Una cifra con sei zeri Pubblicato il 24 Aprile, 2012

Una giornata di lavoro come un'altra, il solito trantran, ma ecco, in un momento tutto può cambiare, ed inizia l'incubo. Questo fino a che...  

Era il 1990, in una cittadina del nord d’Israele. Ariel Chadad, un uomo di mezza età, alacre lavoratore, sentì suonare il campanello, che lo avvisava dell’ingresso di clienti nel suo negozio di apparecchiature elettroniche. Egli poggiò il giornale che stava leggendo, in tempo per vedere sette uomini ben vestiti entrare tutti insieme nel suo negozio. Per qualche ragione, la cosa non gli sembrò promettere bene. ‘Non può essere una rapina’ pensò fra sè, ‘siamo in pieno giorno!’ Quegli uomini non sembravano però neppure dei clienti. Con un sorriso forzato, chiese in cosa potesse essere loro utile. Mentre gli altri se ne stavano lì, dritti come statue, uno di loro disse, mostrando una tessera: “Siamo agenti del fisco. La vostra attività è stata scelta a caso per un’ispezione. Tirate fuori i libri contabili, per favore. Vogliamo vedere tutti i vostri libri.”

Il sorriso di Ariel svanì. Egli scrutò le loro facce, per vedere se era uno scherzo. Ma non lo era. Gli uomini chiusero il negozio, sgomberarono alcuni tavoli, aprirono i libri che aveva portato loro, e si misero al lavoro. Ariel sapeva che le cose si sarebbero messe male; nessuno è mai uscito a posto da quel tipo di ispezioni. Egli non si immaginava però fino a che punto, male. Dopo alcune ore, essi chiusero i libri, radunarono le loro carte, misero i libri in una grande scatola di cartone, che chiusero bene e caricarono su una delle loro automobili e, prima di congedarsi, presentarono solennemente ad Ariel un documento ufficiale, pieno di timbri. Egli doveva al governo TRE MILIONI di shekel! Ariel si sedette, si sbottonò il colletto della camicia e cominciò a contare gli zero. Ce ne erano sei, prima un tre seguito da una virgola, poi tre zero seguiti da un’altra virgola ed infine altri tre zero. Tre milioni!! “Tre milioni??” sbottò, quasi in un rantolo. “Ci deve essere qualche errore.” Egli alzò gli occhi verso i funzionari, ma essi si stavano già dirigendo alla porta. Uno di loro si volse verso di lui e gli disse: “Se avrà bisogno di chiarimenti, c’è un numero di telefono su uno dei fogli.
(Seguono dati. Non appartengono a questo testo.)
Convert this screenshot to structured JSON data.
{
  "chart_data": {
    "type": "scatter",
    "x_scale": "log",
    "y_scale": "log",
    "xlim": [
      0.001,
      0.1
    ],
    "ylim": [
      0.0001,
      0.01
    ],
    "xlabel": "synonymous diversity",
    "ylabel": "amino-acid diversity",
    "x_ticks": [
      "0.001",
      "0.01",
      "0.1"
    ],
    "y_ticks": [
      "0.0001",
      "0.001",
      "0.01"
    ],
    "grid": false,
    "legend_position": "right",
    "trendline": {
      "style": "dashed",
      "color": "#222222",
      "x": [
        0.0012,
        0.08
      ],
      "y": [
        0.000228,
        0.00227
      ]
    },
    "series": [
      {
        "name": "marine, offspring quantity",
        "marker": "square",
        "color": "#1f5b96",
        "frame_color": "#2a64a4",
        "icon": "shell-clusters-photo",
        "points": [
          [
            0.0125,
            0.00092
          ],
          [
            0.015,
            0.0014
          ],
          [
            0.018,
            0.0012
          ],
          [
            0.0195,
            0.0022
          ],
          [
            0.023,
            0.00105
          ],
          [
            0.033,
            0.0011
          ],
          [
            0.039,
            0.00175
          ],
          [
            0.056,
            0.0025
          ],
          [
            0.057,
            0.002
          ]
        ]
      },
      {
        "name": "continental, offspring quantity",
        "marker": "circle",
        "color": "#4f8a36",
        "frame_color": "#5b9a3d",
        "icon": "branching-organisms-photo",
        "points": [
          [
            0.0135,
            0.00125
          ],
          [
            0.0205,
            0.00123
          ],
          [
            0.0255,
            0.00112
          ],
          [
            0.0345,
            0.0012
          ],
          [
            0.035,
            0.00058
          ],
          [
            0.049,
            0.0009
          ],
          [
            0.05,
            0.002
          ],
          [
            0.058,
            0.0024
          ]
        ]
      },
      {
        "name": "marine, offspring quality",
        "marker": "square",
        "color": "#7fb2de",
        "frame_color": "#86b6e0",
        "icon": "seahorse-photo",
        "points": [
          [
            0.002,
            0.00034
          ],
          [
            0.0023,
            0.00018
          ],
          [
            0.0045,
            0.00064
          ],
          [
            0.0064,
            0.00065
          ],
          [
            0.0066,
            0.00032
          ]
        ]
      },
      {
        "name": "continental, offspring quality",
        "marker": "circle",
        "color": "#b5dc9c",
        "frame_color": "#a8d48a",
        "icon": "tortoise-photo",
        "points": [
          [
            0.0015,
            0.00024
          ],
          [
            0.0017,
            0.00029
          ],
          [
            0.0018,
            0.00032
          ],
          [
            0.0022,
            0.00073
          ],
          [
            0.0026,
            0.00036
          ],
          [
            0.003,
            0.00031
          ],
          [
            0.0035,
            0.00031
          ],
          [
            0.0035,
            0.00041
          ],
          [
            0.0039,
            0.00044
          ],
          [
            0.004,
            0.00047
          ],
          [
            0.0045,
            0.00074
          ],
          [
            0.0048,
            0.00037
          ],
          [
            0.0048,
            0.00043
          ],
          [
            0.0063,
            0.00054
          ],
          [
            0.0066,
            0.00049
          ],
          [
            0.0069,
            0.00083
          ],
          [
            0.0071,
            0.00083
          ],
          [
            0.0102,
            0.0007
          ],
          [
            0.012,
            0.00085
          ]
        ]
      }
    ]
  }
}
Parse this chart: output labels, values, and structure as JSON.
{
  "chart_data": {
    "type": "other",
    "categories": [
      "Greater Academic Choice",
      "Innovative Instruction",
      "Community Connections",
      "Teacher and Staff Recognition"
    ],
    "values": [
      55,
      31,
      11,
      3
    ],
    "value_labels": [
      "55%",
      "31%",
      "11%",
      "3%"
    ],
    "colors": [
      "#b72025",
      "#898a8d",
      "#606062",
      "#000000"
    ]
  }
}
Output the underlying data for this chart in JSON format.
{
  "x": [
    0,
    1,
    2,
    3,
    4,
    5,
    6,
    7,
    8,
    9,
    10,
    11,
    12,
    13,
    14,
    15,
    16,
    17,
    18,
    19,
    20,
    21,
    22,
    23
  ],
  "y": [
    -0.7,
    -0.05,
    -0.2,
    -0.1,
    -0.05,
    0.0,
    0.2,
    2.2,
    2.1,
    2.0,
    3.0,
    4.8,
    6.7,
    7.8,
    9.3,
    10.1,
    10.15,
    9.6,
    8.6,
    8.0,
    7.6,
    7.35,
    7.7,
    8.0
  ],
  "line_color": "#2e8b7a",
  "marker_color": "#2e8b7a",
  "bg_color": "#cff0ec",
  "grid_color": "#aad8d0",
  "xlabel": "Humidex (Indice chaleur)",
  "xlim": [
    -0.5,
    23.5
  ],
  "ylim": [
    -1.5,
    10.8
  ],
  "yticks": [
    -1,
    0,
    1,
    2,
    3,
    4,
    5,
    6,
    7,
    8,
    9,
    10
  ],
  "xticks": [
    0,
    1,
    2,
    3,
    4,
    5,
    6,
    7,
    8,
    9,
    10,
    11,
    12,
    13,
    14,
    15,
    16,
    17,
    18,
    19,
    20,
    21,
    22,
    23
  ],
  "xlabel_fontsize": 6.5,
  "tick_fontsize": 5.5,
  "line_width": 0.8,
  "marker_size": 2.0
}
Buona giornata!”

Ariel si asciugò la fronte e chiamò subito un commercialista ed un avvocato. Le settimane successive furono un incubo popolato da incontri frustranti, telefonate disperate, suppliche per condoni e….. delusioni. Era dura, ma era una realtà: nei vent’anni di gestione del suo negozio, egli si era occupato sempre da solo della sua contabilità e, a quanto pare, aveva trascurato un sacco di dettagli importanti. Non si sarebbe mai sognato che il suo piccolo negozio fosse abbastanza importante per un’indagine. Ma ora, alla fine dei conti, risultava non essersi trattato di un errore: dopo aver verificato tutte le mancanze, le multe, le penalità e gli interessi, non c’era alcuna speranza di veder detratto nemmeno un centesimo da quell’enorme debito. Doveva al governo tre milioni. Era finito, per tutta la vita! Se anche avesse venduto la sua attività, la sua casa e avesse rateizzato il resto del suo debito per i prossimi cento anni, non sarebbe mai stato in grado di saldarlo! E aveva una famiglia da mantenere!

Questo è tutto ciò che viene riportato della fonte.